Reconsider (RONR)
- Class: Motion that brings a question again before the assembly
- In order when another has the floor?: When another has been assigned the floor, but not after he has begun to speak
- Requires second?: Yes
- Debatable?: If motion to be reconsidered is debatable, in which case debate can go into that question
- May be reconsidered?: No
- Amendable?: No
- Vote required: Majority

= Reconsideration of a motion =

Motion in parliamentary procedure

In parliamentary procedure, reconsideration of a motion (or reconsideration of a question) may be done on a matter previously decided. The motion to "reconsider" is used for this purpose. This motion originated in the United States and is generally not used in parliaments. A special form of this motion is reconsider and enter on the minutes.

== Explanation and use ==

===Robert's Rules of Order Newly Revised===

A matter that was voted on could be brought back again through the motion to reconsider. Under Robert's Rules of Order Newly Revised (RONR), this motion must be made within a limited time after the action on the original motion: either on the same day or in the case of a multi-day session (such as a convention), on the next day within the session in which business is conducted.

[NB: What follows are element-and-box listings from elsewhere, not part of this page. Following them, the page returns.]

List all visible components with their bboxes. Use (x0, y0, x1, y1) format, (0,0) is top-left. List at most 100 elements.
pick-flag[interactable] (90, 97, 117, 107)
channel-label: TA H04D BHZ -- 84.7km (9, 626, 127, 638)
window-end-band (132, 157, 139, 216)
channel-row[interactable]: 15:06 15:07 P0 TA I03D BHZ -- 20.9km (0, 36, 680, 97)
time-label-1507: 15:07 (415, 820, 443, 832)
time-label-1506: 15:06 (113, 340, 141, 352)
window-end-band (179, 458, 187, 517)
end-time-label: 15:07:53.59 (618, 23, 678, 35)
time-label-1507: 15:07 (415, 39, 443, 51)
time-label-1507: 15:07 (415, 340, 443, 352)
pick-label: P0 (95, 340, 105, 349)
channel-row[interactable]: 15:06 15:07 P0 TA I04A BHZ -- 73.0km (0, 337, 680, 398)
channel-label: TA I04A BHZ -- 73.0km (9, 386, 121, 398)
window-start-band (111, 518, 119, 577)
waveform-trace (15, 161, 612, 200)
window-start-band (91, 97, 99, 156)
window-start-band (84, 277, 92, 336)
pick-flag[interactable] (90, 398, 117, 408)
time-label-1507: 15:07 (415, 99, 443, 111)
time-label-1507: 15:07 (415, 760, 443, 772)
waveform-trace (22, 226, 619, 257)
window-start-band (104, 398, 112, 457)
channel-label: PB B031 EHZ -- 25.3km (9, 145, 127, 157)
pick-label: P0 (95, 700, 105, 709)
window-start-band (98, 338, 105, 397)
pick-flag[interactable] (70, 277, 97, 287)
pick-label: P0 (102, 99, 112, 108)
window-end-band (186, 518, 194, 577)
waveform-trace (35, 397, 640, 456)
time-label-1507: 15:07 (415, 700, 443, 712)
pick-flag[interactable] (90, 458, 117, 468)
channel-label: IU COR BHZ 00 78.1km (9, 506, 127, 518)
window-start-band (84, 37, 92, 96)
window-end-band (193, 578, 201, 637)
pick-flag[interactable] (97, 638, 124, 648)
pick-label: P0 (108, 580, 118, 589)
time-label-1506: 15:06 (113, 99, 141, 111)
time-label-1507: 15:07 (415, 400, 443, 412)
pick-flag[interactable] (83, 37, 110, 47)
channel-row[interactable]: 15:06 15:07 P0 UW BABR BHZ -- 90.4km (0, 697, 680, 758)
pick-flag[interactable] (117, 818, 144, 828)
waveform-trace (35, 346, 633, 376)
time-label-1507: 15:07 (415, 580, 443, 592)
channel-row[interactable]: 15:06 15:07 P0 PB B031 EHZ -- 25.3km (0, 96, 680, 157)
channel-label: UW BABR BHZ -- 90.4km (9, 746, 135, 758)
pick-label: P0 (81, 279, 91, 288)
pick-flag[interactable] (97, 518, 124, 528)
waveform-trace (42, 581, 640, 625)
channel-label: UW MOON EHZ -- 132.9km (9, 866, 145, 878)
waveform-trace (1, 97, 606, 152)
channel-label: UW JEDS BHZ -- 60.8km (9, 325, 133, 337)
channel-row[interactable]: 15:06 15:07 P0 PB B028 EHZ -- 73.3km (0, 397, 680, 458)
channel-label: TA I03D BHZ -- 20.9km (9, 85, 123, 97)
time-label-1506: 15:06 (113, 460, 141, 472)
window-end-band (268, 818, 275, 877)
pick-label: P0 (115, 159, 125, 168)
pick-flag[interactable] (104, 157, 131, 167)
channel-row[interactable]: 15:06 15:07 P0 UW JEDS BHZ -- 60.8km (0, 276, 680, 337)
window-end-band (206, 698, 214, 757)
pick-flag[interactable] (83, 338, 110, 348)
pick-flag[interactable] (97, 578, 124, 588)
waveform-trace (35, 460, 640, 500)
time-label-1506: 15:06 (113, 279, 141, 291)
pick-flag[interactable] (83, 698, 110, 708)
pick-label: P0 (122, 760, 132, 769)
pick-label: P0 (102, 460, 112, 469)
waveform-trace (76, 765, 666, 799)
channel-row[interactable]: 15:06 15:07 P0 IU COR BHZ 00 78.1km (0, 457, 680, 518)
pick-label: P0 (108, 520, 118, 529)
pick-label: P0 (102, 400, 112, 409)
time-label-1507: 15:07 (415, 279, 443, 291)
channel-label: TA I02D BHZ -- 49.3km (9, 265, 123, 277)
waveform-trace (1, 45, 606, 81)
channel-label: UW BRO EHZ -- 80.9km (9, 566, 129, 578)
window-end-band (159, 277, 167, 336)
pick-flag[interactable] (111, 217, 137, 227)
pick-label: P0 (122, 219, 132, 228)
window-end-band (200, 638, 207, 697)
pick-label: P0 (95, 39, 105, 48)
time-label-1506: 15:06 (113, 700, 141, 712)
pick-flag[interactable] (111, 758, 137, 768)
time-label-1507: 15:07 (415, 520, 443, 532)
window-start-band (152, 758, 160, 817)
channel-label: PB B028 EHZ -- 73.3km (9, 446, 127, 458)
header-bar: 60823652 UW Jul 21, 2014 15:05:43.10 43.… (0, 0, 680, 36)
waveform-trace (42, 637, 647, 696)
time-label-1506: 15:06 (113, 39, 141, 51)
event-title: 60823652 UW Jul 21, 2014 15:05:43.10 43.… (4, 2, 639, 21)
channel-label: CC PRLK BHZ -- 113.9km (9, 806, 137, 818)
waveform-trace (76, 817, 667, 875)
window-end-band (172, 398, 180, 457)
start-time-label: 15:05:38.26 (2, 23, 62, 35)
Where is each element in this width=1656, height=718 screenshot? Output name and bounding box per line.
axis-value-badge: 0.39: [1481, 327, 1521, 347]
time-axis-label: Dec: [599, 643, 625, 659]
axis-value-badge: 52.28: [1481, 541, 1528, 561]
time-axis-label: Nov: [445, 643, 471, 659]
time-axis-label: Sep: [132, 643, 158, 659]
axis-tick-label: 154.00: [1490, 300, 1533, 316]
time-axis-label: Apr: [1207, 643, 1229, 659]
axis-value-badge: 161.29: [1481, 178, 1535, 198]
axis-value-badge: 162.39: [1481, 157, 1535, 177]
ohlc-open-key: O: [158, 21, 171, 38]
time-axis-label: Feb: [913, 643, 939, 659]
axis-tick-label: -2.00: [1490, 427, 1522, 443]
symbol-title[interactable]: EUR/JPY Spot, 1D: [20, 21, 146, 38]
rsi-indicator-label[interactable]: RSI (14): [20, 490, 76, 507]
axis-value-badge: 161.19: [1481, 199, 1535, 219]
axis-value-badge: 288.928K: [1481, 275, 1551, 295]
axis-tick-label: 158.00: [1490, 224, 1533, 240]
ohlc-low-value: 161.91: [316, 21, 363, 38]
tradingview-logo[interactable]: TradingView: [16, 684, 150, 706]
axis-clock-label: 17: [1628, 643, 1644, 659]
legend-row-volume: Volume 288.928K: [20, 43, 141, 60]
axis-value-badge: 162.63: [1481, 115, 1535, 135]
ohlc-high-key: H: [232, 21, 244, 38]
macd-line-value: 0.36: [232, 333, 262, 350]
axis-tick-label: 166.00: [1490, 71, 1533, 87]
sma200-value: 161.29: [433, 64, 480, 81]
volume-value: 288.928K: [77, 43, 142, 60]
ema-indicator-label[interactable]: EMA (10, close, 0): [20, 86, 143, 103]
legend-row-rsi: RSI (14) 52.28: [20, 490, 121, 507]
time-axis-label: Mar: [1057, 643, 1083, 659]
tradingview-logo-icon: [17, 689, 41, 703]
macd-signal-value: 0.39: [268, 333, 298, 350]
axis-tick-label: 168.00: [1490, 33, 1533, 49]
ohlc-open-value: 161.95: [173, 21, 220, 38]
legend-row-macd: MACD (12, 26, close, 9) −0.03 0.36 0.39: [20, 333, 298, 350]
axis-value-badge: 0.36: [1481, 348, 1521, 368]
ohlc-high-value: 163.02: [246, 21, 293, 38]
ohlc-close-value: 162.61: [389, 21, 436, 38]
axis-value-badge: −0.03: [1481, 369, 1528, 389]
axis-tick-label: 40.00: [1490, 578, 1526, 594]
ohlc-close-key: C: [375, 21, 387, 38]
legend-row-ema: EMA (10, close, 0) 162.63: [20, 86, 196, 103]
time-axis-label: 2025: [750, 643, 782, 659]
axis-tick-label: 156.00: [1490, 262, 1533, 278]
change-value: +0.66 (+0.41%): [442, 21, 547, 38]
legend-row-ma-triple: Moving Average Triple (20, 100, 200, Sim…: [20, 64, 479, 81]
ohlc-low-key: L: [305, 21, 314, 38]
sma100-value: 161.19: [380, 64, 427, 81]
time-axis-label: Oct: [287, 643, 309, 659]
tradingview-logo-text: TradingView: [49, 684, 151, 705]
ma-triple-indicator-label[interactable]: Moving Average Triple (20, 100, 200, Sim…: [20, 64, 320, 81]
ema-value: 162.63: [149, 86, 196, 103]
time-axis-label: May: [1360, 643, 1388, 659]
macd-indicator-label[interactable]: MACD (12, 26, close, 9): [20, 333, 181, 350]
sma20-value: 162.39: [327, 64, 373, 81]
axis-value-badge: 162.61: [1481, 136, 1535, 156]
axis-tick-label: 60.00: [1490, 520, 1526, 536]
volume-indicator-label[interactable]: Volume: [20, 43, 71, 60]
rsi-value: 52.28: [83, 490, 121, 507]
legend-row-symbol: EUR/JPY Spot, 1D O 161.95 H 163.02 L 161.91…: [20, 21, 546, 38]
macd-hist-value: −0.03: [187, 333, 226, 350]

Until the motion to reconsider is disposed of or lapses, the effect of the original vote is suspended, and no action may be taken to implement it. This is in contrast to the motion to rescind, which may be made at any later meeting, but until passed, has no effect on the original decision.

The motion to reconsider may be made only by a member who voted on the prevailing side in the original vote (such as someone who voted "yes" if the motion had passed or voted "no" if the motion was defeated). If another member disputes an assertion by the maker of the motion to reconsider that he voted on the prevailing side, the member moving to reconsider is to be believed unless the record of a roll call vote says otherwise.

The motion to reconsider is debatable to the extent that the motion being reconsidered is debatable.

The making of the motion to reconsider takes precedence over all other motions and yields to nothing. It is not, however, considered at the time it is made if other business is pending, and the timing of its consideration depends on the ranking of the motion that led to the vote to be reconsidered. If it could not be considered at the time, a member could call up the motion to reconsider when it is appropriate to do so.

===Standard Code of Parliamentary Procedure===
The Standard Code of Parliamentary Procedure (TSC) treats the motion to reconsider differently in the following ways. This motion could be made by any member (not just one who voted on the prevailing side). It is debatable only as to the reasons for reconsideration, and the original motion is opened for debate only if the motion for reconsideration passes. Only votes on main motions may be reconsidered (not secondary motions). If made while other business is pending, the motion to reconsider is taken up as soon as the other business is disposed of (it does not wait for someone to call up the motion).

===Legislative use===
In American legislative bodies, there is a strong tradition of affirming the right to reconsider with almost no restrictions. As with the case in other assemblies, reconsideration is not allowed if another motion would accomplish the result more directly (e.g. take from the table instead of reconsidering the motion to lay on the table). It is also not possible to reconsider if vested rights have been acquired because of the action, or the subject is otherwise beyond the control or out of reach of the body taking the original action.

Mason's Manual of Legislative Procedure states that there are no time limits with the motion to reconsider other than the practical limits of the item being within the reach of the assembly.

The rules in these bodies may provide that any member can make the motion to reconsider, not just someone who voted on the prevailing side (such as California Senate Rule No. 43 and New York Senate Rule No. VI).

Mason's Manual permits a member to give notice of the motion to reconsider.

In the U.S. Congress, there are specific limits to the motion to reconsider. In addition, a custom that is followed in this body is that following a vote, the speaker or speaker pro tempore (in the US House of Representatives) or president or acting president pro tempore (in the US Senate) typically announces that, "without objection, the motion to reconsider is laid upon the table." Although no motion to reconsider (or to table) has actually been made, the making of this statement (unless there is objection) precludes the making of a future motion for reconsideration and makes the vote final.

==Reconsider and enter on the minutes==

The motion to reconsider and enter on the minutes is a special form of the motion to reconsider that automatically halts a passed motion from taking effect until it is called up at another meeting, which cannot be held on the same day. Its purpose is to delay a temporary majority from taking action on a measure until there is time to notify absent members.

This motion is needed in large societies with frequent meetings and small quorums. For example, at a long meeting, many members may have left, leaving a quorum consisting mostly of a group determined to take certain action. In this case, this motion prevents the vote on that action from becoming final.

This motion cannot be applied to motions whose object would be defeated by the delay.

Demeter's Manual notes, "If the motion to reconsider and enter a question is not called up before adjournment of the next meeting, the objectionable act then goes into effect upon adjournment. To reconsider and enter is out of order when its purpose is obviously dilatory." It is allowed to withdraw the motion to reconsider and enter before the end of the meeting in which it is made.

The Standard Code of Parliamentary Procedure does not have this motion.